Nie seit 1994 konnten die Bürgerinnen und Bürger in Weissrussland an einer freien und fairen Präsidentschaftswahl teilnehmen. Diese Tradition wird sich auch diesmal fortsetzen. Denn Präsident Alexander Lukaschenko will sich zum sechsten Mal in Folge im Amt bestätigen lassen und greift dazu auf die Leiterin der Wahlkommission zurück.
Lidja Jermoschina ist mit 24 Jahren fast ebenso lange im Dienst wie Lukaschenko. Eigentlich wäre die 67-Jährige in Pension. Doch auf Wunsch des Präsidenten bleibe sie noch bis zu den Präsidentschaftswahlen im Amt, erklärte sie SRF im Interview vergangenen Herbst.
Lukaschenkos Vertrauen in die Fähigkeiten Jermoschinas sind über die Jahre gewachsen. Sie hat immer zuverlässig Resultate im Sinne des Autokraten geliefert und so wird sie auch zum Abschluss ihrer Karriere ein Resultat verkünden, das im Präsidentenpalast für Zufriedenheit sorgen wird.
Die Methoden Jermoschinas und ihren Helfern kommen in diesem Jahr aber an Grenzen: Denn auch wenn die Präsidentschaftswahlen erstmals seit 2001 ohne OSZE-Beobachter stattfinden, ist die Beweislast für massive Wahlfälschung Stunden vor Schliessung der Wahllokale erdrückend. Das Ergebnis zurechtzubiegen dürfte schwieriger sein als früher.
Land im Widerstandsmodus
Nie zuvor war die Unterstützung für die Opposition so gross wie nun. Kandidatin Swetlana Tichanowskaja vermag mit ihrer Forderung nach freien und fairen Wahlen zu vereinen, wie kein anderer Oppositionskandidat zuvor.
Die 37-Jährige verwirklicht den Wunsch ihres Mannes, der zu jenen Oppositionellen gehört, die unter fadenscheinigen Gründen nicht zur Wahl zugelassen wurden.
Wie sie scheinen sich viele Weissrussinnen und Weissrussen nicht länger davor zu fürchten, ihre Meinung zu sagen. So drückten am Wahltag vor der weissrussischen Botschaft in Moskau Hunderte Menschen ihren Unmut über das Regime Lukaschenko aus.
Es wird Blut fliessen – da bin ich mir sicher. Aber einen anderen Ausweg sehe ich nicht.
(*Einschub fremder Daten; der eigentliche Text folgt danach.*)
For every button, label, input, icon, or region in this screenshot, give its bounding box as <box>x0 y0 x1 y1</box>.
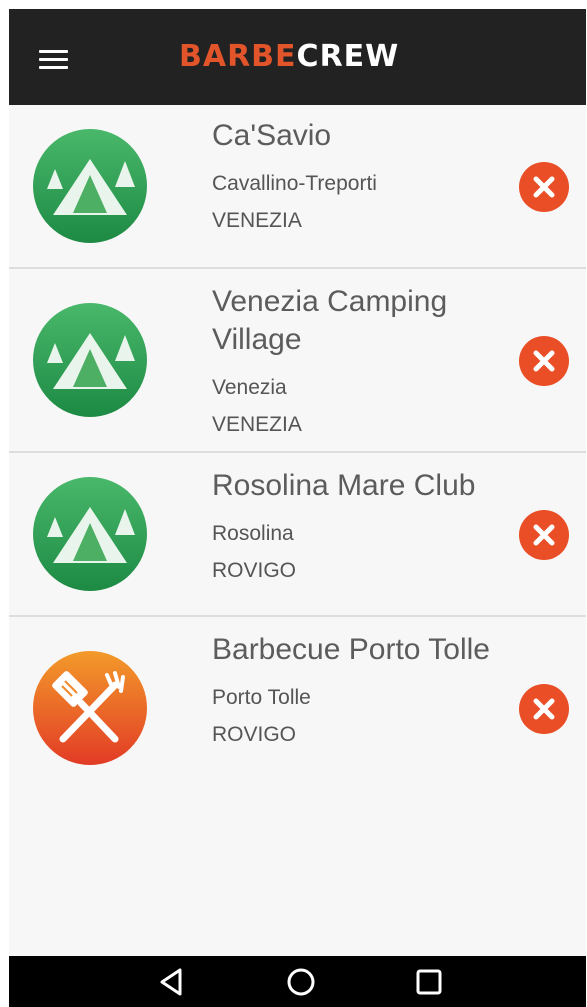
system-nav-bar <box>9 956 586 1007</box>
close-icon <box>533 350 555 372</box>
place-province: VENEZIA <box>212 209 302 232</box>
logo-part-crew: CREW <box>296 39 400 74</box>
place-city: Cavallino-Treporti <box>212 172 377 195</box>
back-triangle-icon[interactable] <box>152 964 192 1000</box>
list-item[interactable]: Barbecue Porto Tolle Porto Tolle ROVIGO <box>9 617 586 807</box>
place-name: Ca'Savio <box>212 119 332 152</box>
place-city: Porto Tolle <box>212 686 311 709</box>
place-name: Rosolina Mare Club <box>212 469 476 502</box>
delete-button[interactable] <box>519 684 569 734</box>
barbecue-tools-icon <box>33 651 147 765</box>
app-bar: BARBECREW <box>9 9 586 105</box>
delete-button[interactable] <box>519 162 569 212</box>
list-item[interactable]: Rosolina Mare Club Rosolina ROVIGO <box>9 453 586 617</box>
place-province: ROVIGO <box>212 723 297 746</box>
place-city: Rosolina <box>212 522 294 545</box>
place-name: Barbecue Porto Tolle <box>212 633 490 666</box>
place-province: ROVIGO <box>212 559 297 582</box>
delete-button[interactable] <box>519 336 569 386</box>
camping-tent-icon <box>33 477 147 591</box>
hamburger-menu-icon[interactable] <box>37 47 71 73</box>
home-circle-icon[interactable] <box>281 964 321 1000</box>
delete-button[interactable] <box>519 510 569 560</box>
app-logo: BARBECREW <box>179 39 399 75</box>
place-name: Venezia Camping Village <box>212 285 448 356</box>
place-city: Venezia <box>212 376 287 399</box>
app-screen: BARBECREW Ca'Savio Cavallino-Treporti VE… <box>9 9 586 1007</box>
recents-square-icon[interactable] <box>409 964 449 1000</box>
close-icon <box>533 176 555 198</box>
list-item[interactable]: Venezia Camping Village Venezia VENEZIA <box>9 269 586 453</box>
camping-tent-icon <box>33 129 147 243</box>
place-list: Ca'Savio Cavallino-Treporti VENEZIA Vene… <box>9 105 586 807</box>
list-item[interactable]: Ca'Savio Cavallino-Treporti VENEZIA <box>9 105 586 269</box>
place-province: VENEZIA <box>212 413 302 436</box>
close-icon <box>533 698 555 720</box>
close-icon <box>533 524 555 546</box>
camping-tent-icon <box>33 303 147 417</box>
logo-part-barbe: BARBE <box>179 39 297 74</box>
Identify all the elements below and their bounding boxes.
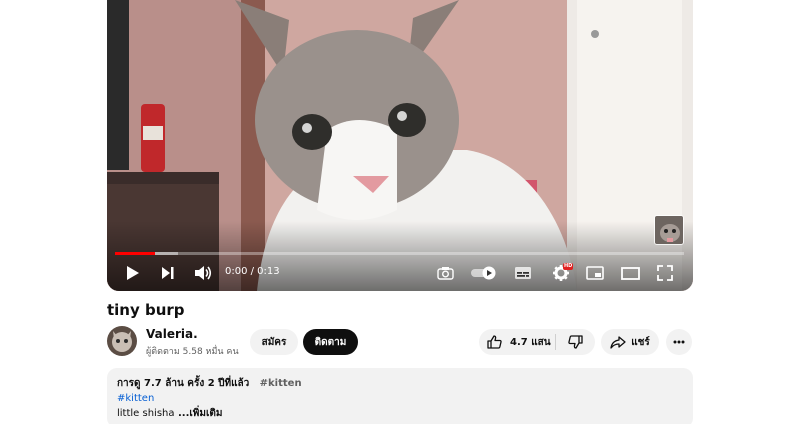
like-dislike-group: 4.7 แสน	[479, 329, 595, 355]
show-more-link[interactable]: ...เพิ่มเติม	[175, 408, 223, 419]
share-label: แชร์	[631, 336, 650, 348]
more-actions-button[interactable]	[666, 329, 692, 355]
settings-button[interactable]: HD	[548, 262, 574, 284]
dislike-button[interactable]	[556, 329, 595, 355]
description-text-line: little shisha ...เพิ่มเติม	[117, 406, 683, 421]
fullscreen-icon	[657, 265, 673, 281]
channel-avatar[interactable]	[107, 326, 137, 356]
camera-icon	[436, 267, 454, 280]
description-box[interactable]: การดู 7.7 ล้าน ครั้ง 2 ปีที่แล้ว #kitten…	[107, 368, 693, 424]
thumbs-up-icon	[487, 335, 502, 349]
subscriber-count: ผู้ติดตาม 5.58 หมื่น คน	[146, 347, 239, 357]
thumbs-down-icon	[568, 335, 583, 349]
join-button[interactable]: สมัคร	[250, 329, 298, 355]
skip-next-icon	[162, 267, 174, 279]
description-meta-line: การดู 7.7 ล้าน ครั้ง 2 ปีที่แล้ว #kitten	[117, 376, 683, 391]
hd-badge: HD	[563, 263, 574, 270]
like-count: 4.7 แสน	[510, 336, 551, 348]
play-icon	[127, 266, 139, 280]
theater-mode-icon	[620, 266, 640, 280]
miniplayer-button[interactable]	[584, 262, 606, 284]
channel-name[interactable]: Valeria.	[146, 327, 198, 341]
subtitles-icon	[515, 267, 531, 279]
more-icon	[673, 340, 685, 344]
autoplay-toggle-icon	[471, 266, 496, 280]
video-player[interactable]: 0:00 / 0:13 HD	[107, 0, 693, 291]
inline-hashtag[interactable]: #kitten	[260, 378, 302, 389]
like-button[interactable]: 4.7 แสน	[479, 329, 555, 355]
next-button[interactable]	[158, 262, 178, 284]
subtitles-button[interactable]	[513, 262, 533, 284]
autoplay-toggle[interactable]	[469, 262, 499, 284]
play-button[interactable]	[123, 262, 143, 284]
volume-button[interactable]	[192, 262, 214, 284]
progress-bar[interactable]	[115, 252, 684, 255]
fullscreen-button[interactable]	[654, 262, 676, 284]
video-title: tiny burp	[107, 301, 185, 319]
time-display: 0:00 / 0:13	[225, 266, 280, 277]
share-icon	[610, 335, 626, 349]
share-button[interactable]: แชร์	[601, 329, 659, 355]
preview-thumbnail[interactable]	[654, 215, 684, 245]
progress-fill	[115, 252, 155, 255]
hashtag-link[interactable]: #kitten	[117, 391, 683, 406]
screenshot-button[interactable]	[435, 262, 455, 284]
description-text: little shisha	[117, 408, 175, 419]
view-stats: การดู 7.7 ล้าน ครั้ง 2 ปีที่แล้ว	[117, 378, 250, 389]
volume-icon	[195, 266, 212, 280]
subscribe-button[interactable]: ติดตาม	[303, 329, 358, 355]
theater-mode-button[interactable]	[618, 262, 642, 284]
miniplayer-icon	[586, 266, 604, 280]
«Es ist uns klar, dass die Wahlen auch in diesem Jahr gefälscht werden. 60 Prozent aller Stimmen wird Lukaschenko sich selbst zuschreiben», ist Alexandra überzeugt. Sie hat zum ersten Mal an Wahlen teilnehmen können. Hoffnungen auf einen demokratischen Machtwechsel macht sie sich keine: «Es wird Blut fliessen – da bin ich mir sicher. Aber einen anderen Ausweg sehe ich nicht.»
Angst vor einer Welle der Repression scheinen viele zu haben. Auch eine 29-jährige Wählerin aus der Region Witebsk: «Ich mache mir Sorgen um meine Eltern. Es ist nicht klar, ob nicht auch auf sie an ihrem Arbeitsplatz Druck ausgeübt werden könnte und viele friedliche Bürger werden zurzeit unterdrückt.»
Fälschen mithilfe von Corona
Lukaschenko inszeniert sich gerne als fürsorglicher Landesvater, aber die Menschen fühlen sich seit Jahren im Stich gelassen. In den vergangenen Monaten hat sich dieses Gefühl noch verstärkt, als Lukaschenko mit absurden Aussagen für Schlagzeilen sorgte, statt sich um die Versorgung der Bevölkerung zu kümmern.
Mit dem Coronavirus versuchten die Behörden sich das Fälschen des Wahlergebnisses einfach zu machen. So wurde das Virus nicht nur als Vorwand genutzt, um keine ausländischen Journalisten ins Land zu lassen, sondern auch um unabhängige Wahlbeobachter aus der Bevölkerung von den Urnen fernzuhalten. Die Opposition hat Proteste nach Bekanntgabe des Ergebnisses angekündigt. Ob diese friedlich bleiben, scheint vor allem von der Reaktion der Behörden abzuhängen.